I did not fully comprehend how great his 2.52 ERA in seven seasons with the Red Sox was, much less appreciate that his 2.45 FIP shows he was not a beneficiary of great luck (much the contrary - his 1.39 FIP in 1999 is the best in the modern era), that he struck out 5.45 batters for each one he walked, or that he allowed less than baserunner per inning (discounting, of course, the 77 batters he hit with pitches) in that time.

I didn't realize that so many of the batters he was tearing down were superhumans, improved in laboratories by an advent of higher technology, allowed to fester by captains of industry that were ignorant to the situation at best and turning a blind eye in favor of revenue-generating moonshots at worst. I did not know that his two best seasons, 1999 and 2000, happened to be the two years with the highest home run totals in history, or that Pedro astoundingly allowed just nine homers over 213.2 IP in 1999.

No. Many of the reasons I now love Pedro were foreign to me when I began loving Pedro. But I still loved Pedro. Conversely, even if I didn't now understand how truly significant that once-in-a-lifetime talent was, I would still love Pedro for the reasons I loved him then.
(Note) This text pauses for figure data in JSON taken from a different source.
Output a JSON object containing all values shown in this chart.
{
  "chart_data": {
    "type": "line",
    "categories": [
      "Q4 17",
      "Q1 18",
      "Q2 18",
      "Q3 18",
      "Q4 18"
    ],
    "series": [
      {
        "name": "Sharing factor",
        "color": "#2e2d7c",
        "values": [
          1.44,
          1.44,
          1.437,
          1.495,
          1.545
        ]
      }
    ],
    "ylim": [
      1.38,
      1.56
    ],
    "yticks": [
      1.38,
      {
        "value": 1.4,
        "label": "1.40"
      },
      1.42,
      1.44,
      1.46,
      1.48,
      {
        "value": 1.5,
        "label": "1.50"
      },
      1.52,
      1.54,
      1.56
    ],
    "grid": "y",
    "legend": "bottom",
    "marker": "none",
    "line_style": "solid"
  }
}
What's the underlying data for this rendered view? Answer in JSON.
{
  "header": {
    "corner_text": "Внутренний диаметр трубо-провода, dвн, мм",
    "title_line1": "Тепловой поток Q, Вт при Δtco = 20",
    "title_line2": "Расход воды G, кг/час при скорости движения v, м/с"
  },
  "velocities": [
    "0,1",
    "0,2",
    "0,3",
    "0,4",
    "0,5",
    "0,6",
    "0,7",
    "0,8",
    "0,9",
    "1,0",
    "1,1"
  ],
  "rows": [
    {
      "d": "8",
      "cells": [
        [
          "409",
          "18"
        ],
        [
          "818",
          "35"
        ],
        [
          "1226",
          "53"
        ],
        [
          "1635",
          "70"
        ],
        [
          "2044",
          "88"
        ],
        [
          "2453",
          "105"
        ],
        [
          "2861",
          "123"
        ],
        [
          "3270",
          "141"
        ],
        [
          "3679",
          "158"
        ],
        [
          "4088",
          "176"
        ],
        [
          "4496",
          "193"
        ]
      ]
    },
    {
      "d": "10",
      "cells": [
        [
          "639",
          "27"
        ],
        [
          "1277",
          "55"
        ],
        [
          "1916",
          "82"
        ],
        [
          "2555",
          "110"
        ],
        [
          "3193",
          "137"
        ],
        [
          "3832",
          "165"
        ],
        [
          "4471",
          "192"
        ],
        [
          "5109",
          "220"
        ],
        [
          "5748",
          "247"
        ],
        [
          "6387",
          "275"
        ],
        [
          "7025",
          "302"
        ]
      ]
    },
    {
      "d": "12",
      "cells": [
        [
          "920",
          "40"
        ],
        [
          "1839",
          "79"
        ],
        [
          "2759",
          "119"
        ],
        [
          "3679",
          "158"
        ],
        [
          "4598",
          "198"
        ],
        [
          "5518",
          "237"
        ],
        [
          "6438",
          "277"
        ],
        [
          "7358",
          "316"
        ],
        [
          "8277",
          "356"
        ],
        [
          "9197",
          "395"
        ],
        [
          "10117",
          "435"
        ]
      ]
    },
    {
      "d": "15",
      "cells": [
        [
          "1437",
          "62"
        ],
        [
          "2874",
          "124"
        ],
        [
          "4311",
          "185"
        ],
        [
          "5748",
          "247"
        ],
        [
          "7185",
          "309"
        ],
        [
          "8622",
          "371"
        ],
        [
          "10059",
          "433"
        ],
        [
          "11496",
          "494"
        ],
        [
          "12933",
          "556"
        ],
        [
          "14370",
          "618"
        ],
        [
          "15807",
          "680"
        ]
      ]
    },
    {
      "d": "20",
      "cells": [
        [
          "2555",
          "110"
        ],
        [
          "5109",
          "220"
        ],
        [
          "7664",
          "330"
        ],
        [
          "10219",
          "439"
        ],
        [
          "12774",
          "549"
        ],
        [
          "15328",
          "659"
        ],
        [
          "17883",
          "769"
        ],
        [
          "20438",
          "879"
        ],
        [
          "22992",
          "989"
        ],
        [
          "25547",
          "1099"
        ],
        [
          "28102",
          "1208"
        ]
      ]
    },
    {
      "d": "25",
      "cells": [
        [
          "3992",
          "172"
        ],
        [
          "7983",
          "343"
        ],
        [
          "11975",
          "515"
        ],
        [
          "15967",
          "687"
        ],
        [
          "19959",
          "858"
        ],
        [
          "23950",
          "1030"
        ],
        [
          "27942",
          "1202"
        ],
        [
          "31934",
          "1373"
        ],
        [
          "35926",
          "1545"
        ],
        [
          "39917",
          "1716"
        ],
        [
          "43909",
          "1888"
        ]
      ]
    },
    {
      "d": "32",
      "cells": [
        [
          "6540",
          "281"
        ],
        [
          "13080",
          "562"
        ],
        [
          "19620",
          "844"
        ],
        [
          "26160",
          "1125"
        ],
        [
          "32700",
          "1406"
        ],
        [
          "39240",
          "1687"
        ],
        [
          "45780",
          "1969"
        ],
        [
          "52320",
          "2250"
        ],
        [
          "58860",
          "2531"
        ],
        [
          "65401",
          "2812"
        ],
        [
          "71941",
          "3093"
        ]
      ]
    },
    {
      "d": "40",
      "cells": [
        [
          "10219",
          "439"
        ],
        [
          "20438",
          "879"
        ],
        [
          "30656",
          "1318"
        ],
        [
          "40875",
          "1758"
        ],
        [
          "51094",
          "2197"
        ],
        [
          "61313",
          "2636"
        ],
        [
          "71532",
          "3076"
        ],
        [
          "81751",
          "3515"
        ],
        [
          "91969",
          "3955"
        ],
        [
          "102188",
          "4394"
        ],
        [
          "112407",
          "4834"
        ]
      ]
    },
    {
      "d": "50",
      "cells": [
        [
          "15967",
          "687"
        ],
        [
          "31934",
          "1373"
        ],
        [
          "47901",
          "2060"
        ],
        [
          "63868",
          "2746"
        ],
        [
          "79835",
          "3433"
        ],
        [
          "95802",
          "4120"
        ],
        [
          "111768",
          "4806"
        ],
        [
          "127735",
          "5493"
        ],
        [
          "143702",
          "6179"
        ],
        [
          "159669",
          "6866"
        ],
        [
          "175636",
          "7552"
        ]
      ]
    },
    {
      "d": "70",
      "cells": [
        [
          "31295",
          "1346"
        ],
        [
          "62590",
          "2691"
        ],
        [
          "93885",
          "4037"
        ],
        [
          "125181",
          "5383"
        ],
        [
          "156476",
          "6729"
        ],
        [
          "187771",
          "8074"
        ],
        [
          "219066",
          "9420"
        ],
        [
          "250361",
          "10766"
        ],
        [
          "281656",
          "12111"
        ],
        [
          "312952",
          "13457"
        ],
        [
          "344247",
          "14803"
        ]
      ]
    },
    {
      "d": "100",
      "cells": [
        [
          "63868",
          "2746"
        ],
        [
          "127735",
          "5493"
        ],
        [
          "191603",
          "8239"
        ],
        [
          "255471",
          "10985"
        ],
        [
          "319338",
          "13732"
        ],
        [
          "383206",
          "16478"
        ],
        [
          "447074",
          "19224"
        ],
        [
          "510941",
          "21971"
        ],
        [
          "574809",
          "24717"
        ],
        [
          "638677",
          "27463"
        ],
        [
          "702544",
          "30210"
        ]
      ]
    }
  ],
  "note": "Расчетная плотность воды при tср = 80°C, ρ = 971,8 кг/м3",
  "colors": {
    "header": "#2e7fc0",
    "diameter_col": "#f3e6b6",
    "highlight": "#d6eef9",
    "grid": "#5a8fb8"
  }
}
I just knew that I grew up watching a righty who was under six feet tall dominate batters. I knew that he showed an intense passion. I knew that, at a time when the Red Sox hadn't won a World Series in more than 80 years, he said, "I don’t believe in damn curses. Wake up the damn Bambino and have me face him. Maybe I’ll drill him in the ass." Then, the very last time he took the mound for the Red Sox, I knew he put the team up 3-0 in the World Series with seven shutout innings against the Cardinals.

When I go to the Hall of Fame Sunday (a trip my dad and I have planned for many years knowing Pedro would obviously be elected on his first ballot) to watch my favorite player be forever enshrined as one of the best of all time, I'll do it as a fan, informed every bit as much by my memories of watching him as I am by the numbers that are still shocking each time I look at them.

That's a comforting notion, I think - as so many fans evolve from spectators to athletes, writers, analysts, scouts or whatever else, we might all disagree with each other, our roots are all the same - people who love baseball.